To understand partial derivatives geometrically, we need to interpret the algebraic idea of fixing all but one variable geometrically. This is equivalent to slicing a surface by a plane to produce a curve in space.

Start with the surface $$z \ = \ f(x,\, y) \ = \ 3x^2 -y^2 -x^3 +2,$$ shown to the right. Then $$f_x \ = \ \frac{\partial f}{\partial x} \ = \ \frac{\partial } {\partial x}\, \bigl( 3x^2 -y^2 -x^3 +2\bigl) \ = \ 6x -3x^2 \,.$$ To understand what this means, fix a value of $y$, say $y=-1$. Equivalently, slice the surface $z=f(x,y)$ with the plane $y=-1$, as in the figure. The cubic curve of intersection is shown in orange and can be given the parametrization $${\bf r}(x)\, = \, \bigl\langle\, x,\, -1,\, f(x,\,-1)\,\bigl\rangle\,=\, \bigl\langle\, x,\, -1,\, 3x^2 -x^3 +1\,\bigl\rangle\,.$$ A vector tangent to this orange curve is $${\bf r}'(x)\ = \ \bigl\langle\, 1,\, 0,\, 6x -3x^2\,\bigl\rangle \ = \ \bigl\langle\, 1,\, 0,\, f_x\,\bigl\rangle\,,$$ Thus $f_x$ gives the slope of the surface $z = f(x,\,y)$ as we move in the $x$-direction.

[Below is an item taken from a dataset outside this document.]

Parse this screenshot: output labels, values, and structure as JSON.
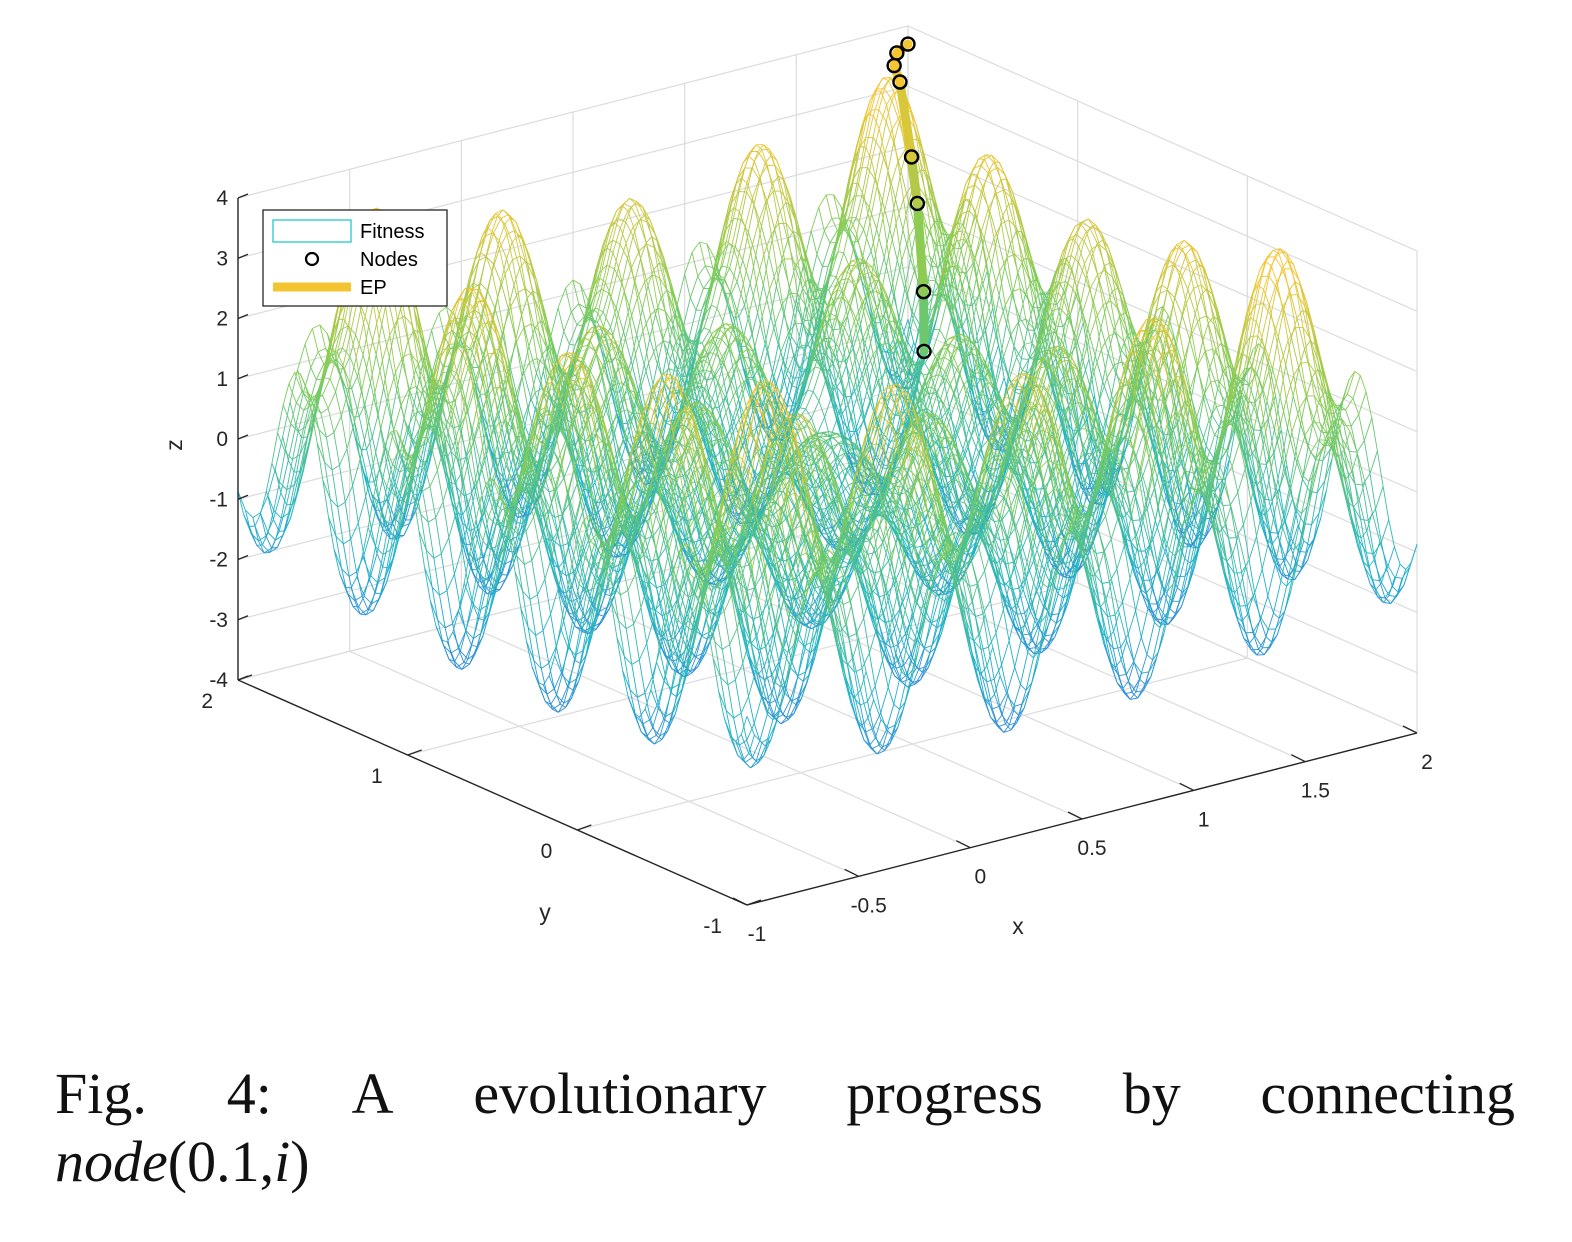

Likewise, if we fix $x= 1$, we see that $f_y$ gives the slope of the other orange curve (obtained by intersecting our surface with the plane $x=1$) as we move in the $y$-direction. Thus

    At a point $P=(a,\,b,\, f(a,\,b))$ on the graph of $z = f(x,\, y)$,

    The value $\displaystyle\frac{\partial f}{\partial x}\Bigl|_{(a,\,b)}$ is the Slope in the $x$-direction,

    $\displaystyle \Bigl\langle \, 1,\, 0,\, \frac{\partial f}{\partial x}\Bigl|_{a,\,b}\,\Bigl \rangle$ is a Tangent Vector in the $x$-direction, while $$\frac{\partial f}{\partial y}\Bigl|_{(a,\,b)}\, \qquad \hbox{and} \qquad \Bigl\langle \, 0,\, 1,\, \frac{\partial f}{\partial y}\Bigl|_{a,\,b}\,\Bigl \rangle$$ give the slope and a tangent vector at $P$ in the $y$-direction.

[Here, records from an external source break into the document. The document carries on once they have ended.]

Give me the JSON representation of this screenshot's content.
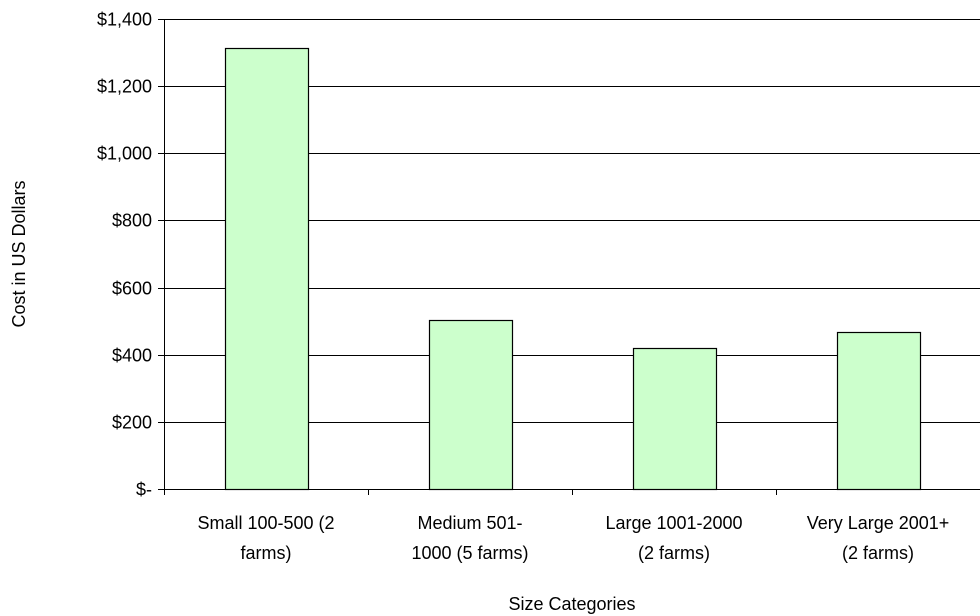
{
  "chart_data": {
    "type": "bar",
    "title": "",
    "xlabel": "Size Categories",
    "ylabel": "Cost in US Dollars",
    "categories": [
      [
        "Small 100-500 (2",
        "farms)"
      ],
      [
        "Medium 501-",
        "1000 (5 farms)"
      ],
      [
        "Large 1001-2000",
        "(2 farms)"
      ],
      [
        "Very Large 2001+",
        "(2 farms)"
      ]
    ],
    "values": [
      1315,
      503,
      420,
      468
    ],
    "ylim": [
      0,
      1400
    ],
    "yticks": [
      0,
      200,
      400,
      600,
      800,
      1000,
      1200,
      1400
    ],
    "ytick_labels": [
      "$-",
      "$200",
      "$400",
      "$600",
      "$800",
      "$1,000",
      "$1,200",
      "$1,400"
    ],
    "grid": true,
    "legend": "none",
    "bar_color": "#ccffcc",
    "bar_edge_color": "#000000"
  }
}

Example 1: Determine whether $f_x ,\ f_y$ are positive, negative, or zero at the points $P,\ Q, \ R,$ and $S$ on the surface to the right.
Solution: Starting at $Q$, the surface slopes up for fixed $x$ as $y$ increases, so $f_y\bigl|_{Q} > 0$, while moving slightly in the $x$ direction takes us neither uphill nor downhill, so so $f_x\bigl|_{Q}= 0$. Likewise, $$f_x\bigl|_{R} \,=\,0,\quad f_y\bigl|_{R} \,>\, 0\,, \qquad f_x\bigl|_{P} \,<\, 0,\, \quad f_y\bigl|_{P} \,=\, 0 \,.$$ We leave the signs of $f_x \bigl|_{S}$ and $f_y\bigl|_S$ to you.

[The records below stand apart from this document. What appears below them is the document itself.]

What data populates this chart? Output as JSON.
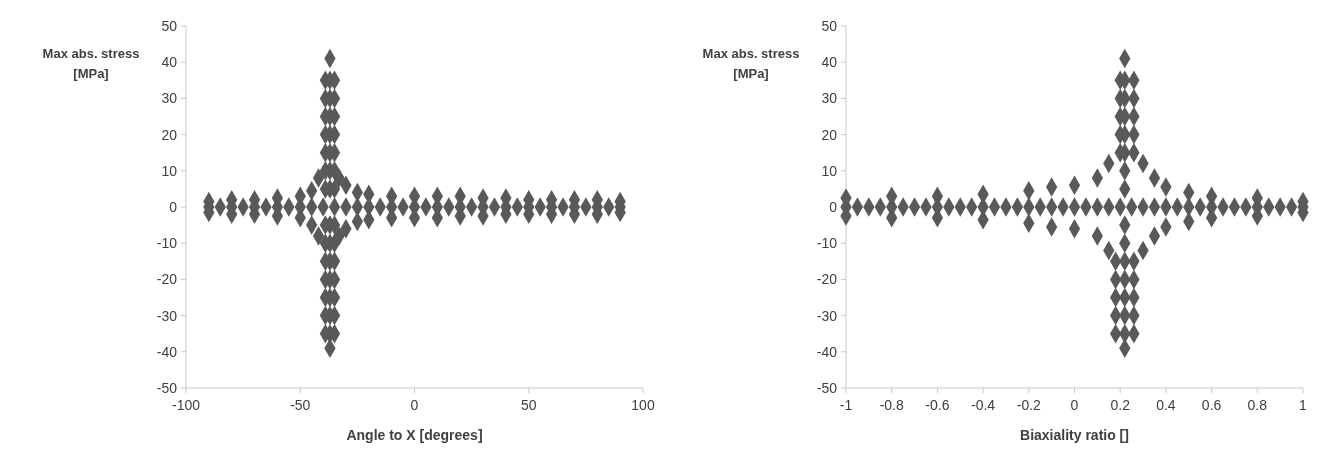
{
  "chart_data": [
    {
      "type": "scatter",
      "xlabel": "Angle to X [degrees]",
      "ylabel": "Max abs. stress\n[MPa]",
      "xlim": [
        -100,
        100
      ],
      "xticks": [
        -100,
        -50,
        0,
        50,
        100
      ],
      "ylim": [
        -50,
        50
      ],
      "yticks": [
        -50,
        -40,
        -30,
        -20,
        -10,
        0,
        10,
        20,
        30,
        40,
        50
      ],
      "grid": false,
      "marker": "diamond",
      "series": [
        {
          "color": "#595959",
          "x": [
            -90,
            -85,
            -80,
            -75,
            -70,
            -65,
            -60,
            -55,
            -50,
            -45,
            -40,
            -35,
            -30,
            -25,
            -20,
            -15,
            -10,
            -5,
            0,
            5,
            10,
            15,
            20,
            25,
            30,
            35,
            40,
            45,
            50,
            55,
            60,
            65,
            70,
            75,
            80,
            85,
            90,
            -90,
            -80,
            -70,
            -60,
            -50,
            -45,
            -30,
            -25,
            -20,
            -10,
            0,
            10,
            20,
            30,
            40,
            50,
            60,
            70,
            80,
            90,
            -90,
            -80,
            -70,
            -60,
            -50,
            -45,
            -30,
            -25,
            -20,
            -10,
            0,
            10,
            20,
            30,
            40,
            50,
            60,
            70,
            80,
            90,
            -39,
            -37,
            -35,
            -39,
            -37,
            -35,
            -39,
            -37,
            -35,
            -39,
            -37,
            -35,
            -39,
            -37,
            -35,
            -39,
            -37,
            -35,
            -39,
            -37,
            -35,
            -37,
            -39,
            -37,
            -35,
            -39,
            -37,
            -35,
            -39,
            -37,
            -35,
            -39,
            -37,
            -35,
            -39,
            -37,
            -35,
            -39,
            -37,
            -35,
            -39,
            -37,
            -35,
            -37,
            -42,
            -33,
            -42,
            -33
          ],
          "values": [
            0,
            0,
            0,
            0,
            0,
            0,
            0,
            0,
            0,
            0,
            0,
            0,
            0,
            0,
            0,
            0,
            0,
            0,
            0,
            0,
            0,
            0,
            0,
            0,
            0,
            0,
            0,
            0,
            0,
            0,
            0,
            0,
            0,
            0,
            0,
            0,
            0,
            1.5,
            2,
            2,
            2.5,
            3,
            4.5,
            6,
            4,
            3.5,
            3,
            3,
            3,
            3,
            2.5,
            2.5,
            2,
            2,
            2,
            2,
            1.5,
            -1.5,
            -2,
            -2,
            -2.5,
            -3,
            -5,
            -6,
            -4,
            -3.5,
            -3,
            -3,
            -3,
            -2.5,
            -2.5,
            -2,
            -2,
            -2,
            -2,
            -2,
            -1.5,
            5,
            5,
            5,
            10,
            10,
            10,
            15,
            15,
            15,
            20,
            20,
            20,
            25,
            25,
            25,
            30,
            30,
            30,
            35,
            35,
            35,
            41,
            -5,
            -5,
            -5,
            -10,
            -10,
            -10,
            -15,
            -15,
            -15,
            -20,
            -20,
            -20,
            -25,
            -25,
            -25,
            -30,
            -30,
            -30,
            -35,
            -35,
            -35,
            -39,
            8,
            8,
            -8,
            -8
          ]
        }
      ]
    },
    {
      "type": "scatter",
      "xlabel": "Biaxiality  ratio []",
      "ylabel": "Max abs. stress\n[MPa]",
      "xlim": [
        -1,
        1
      ],
      "xticks": [
        -1,
        -0.8,
        -0.6,
        -0.4,
        -0.2,
        0,
        0.2,
        0.4,
        0.6,
        0.8,
        1
      ],
      "ylim": [
        -50,
        50
      ],
      "yticks": [
        -50,
        -40,
        -30,
        -20,
        -10,
        0,
        10,
        20,
        30,
        40,
        50
      ],
      "grid": false,
      "marker": "diamond",
      "series": [
        {
          "color": "#595959",
          "x": [
            -1,
            -0.95,
            -0.9,
            -0.85,
            -0.8,
            -0.75,
            -0.7,
            -0.65,
            -0.6,
            -0.55,
            -0.5,
            -0.45,
            -0.4,
            -0.35,
            -0.3,
            -0.25,
            -0.2,
            -0.15,
            -0.1,
            -0.05,
            0,
            0.05,
            0.1,
            0.15,
            0.2,
            0.25,
            0.3,
            0.35,
            0.4,
            0.45,
            0.5,
            0.55,
            0.6,
            0.65,
            0.7,
            0.75,
            0.8,
            0.85,
            0.9,
            0.95,
            1,
            -1,
            -0.8,
            -0.6,
            -0.4,
            -0.2,
            -0.1,
            0,
            0.1,
            0.15,
            0.3,
            0.35,
            0.4,
            0.5,
            0.6,
            0.8,
            1,
            -1,
            -0.8,
            -0.6,
            -0.4,
            -0.2,
            -0.1,
            0,
            0.1,
            0.15,
            0.3,
            0.35,
            0.4,
            0.5,
            0.6,
            0.8,
            1,
            0.22,
            0.22,
            0.22,
            0.22,
            0.2,
            0.22,
            0.26,
            0.2,
            0.22,
            0.26,
            0.2,
            0.22,
            0.26,
            0.2,
            0.22,
            0.26,
            0.2,
            0.22,
            0.26,
            0.22,
            0.18,
            0.22,
            0.26,
            0.18,
            0.22,
            0.26,
            0.18,
            0.22,
            0.26,
            0.18,
            0.22,
            0.26,
            0.18,
            0.22,
            0.26,
            0.22
          ],
          "values": [
            0,
            0,
            0,
            0,
            0,
            0,
            0,
            0,
            0,
            0,
            0,
            0,
            0,
            0,
            0,
            0,
            0,
            0,
            0,
            0,
            0,
            0,
            0,
            0,
            0,
            0,
            0,
            0,
            0,
            0,
            0,
            0,
            0,
            0,
            0,
            0,
            0,
            0,
            0,
            0,
            0,
            2.5,
            3,
            3,
            3.5,
            4.5,
            5.5,
            6,
            8,
            12,
            12,
            8,
            5.5,
            4,
            3,
            2.5,
            1.5,
            -2.5,
            -3,
            -3,
            -3.5,
            -4.5,
            -5.5,
            -6,
            -8,
            -12,
            -12,
            -8,
            -5.5,
            -4,
            -3,
            -2.5,
            -1.5,
            5,
            10,
            -5,
            -10,
            15,
            15,
            15,
            20,
            20,
            20,
            25,
            25,
            25,
            30,
            30,
            30,
            35,
            35,
            35,
            41,
            -15,
            -15,
            -15,
            -20,
            -20,
            -20,
            -25,
            -25,
            -25,
            -30,
            -30,
            -30,
            -35,
            -35,
            -35,
            -39
          ]
        }
      ]
    }
  ]
}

All the same ideas carry over in exactly the same way to functions $f(x,\,y,\,z)$ of three or more variables - just don't expect lots of pictures!! The partial derivative $f_z$, for instance, is simply the derivative of $f(x,\,y,\,z)$ with respect to $z$, keeping the variables $x$ AND $y$ fixed now.


Information about the partial derivatives of a function $f(x,\,y)$ can be detected also from the contour map of $f$. Indeed, as one knows from using contour maps to learn whether a path on a mountain is going up or down, or how steep it is, so the sign of the partial derivatives of $f(x,\,y)$ and relative size can be read off from the contour map of $f$.

Example 2: To the right is the contour map of the earlier function $$f(x,\, y) \ = \ 3x^2 -y^2 -x^3 +2\,,$$ with 'higher ground' being shown in lighter colors and 'lower ground' in darker colors. Determine whether $f_x,\, f_y$ are positive, negative, or zero at $P,\, Q,\, R,\, S$, and $T$.

At $R$, the colors are lighter (higher) to the right and darker (lower) to the left, so $f_x \bigl |_R > 0$. Likewise, the colors are lighter below $R$ than above $R$, so $f_y \bigl |_R<0$. At $P$ and at $S$, the ground is flat: $S$ is at a local maximum, and $P$ is at a saddle. In both cases, $f_x=f_y=0$. We leave the remaining points to you.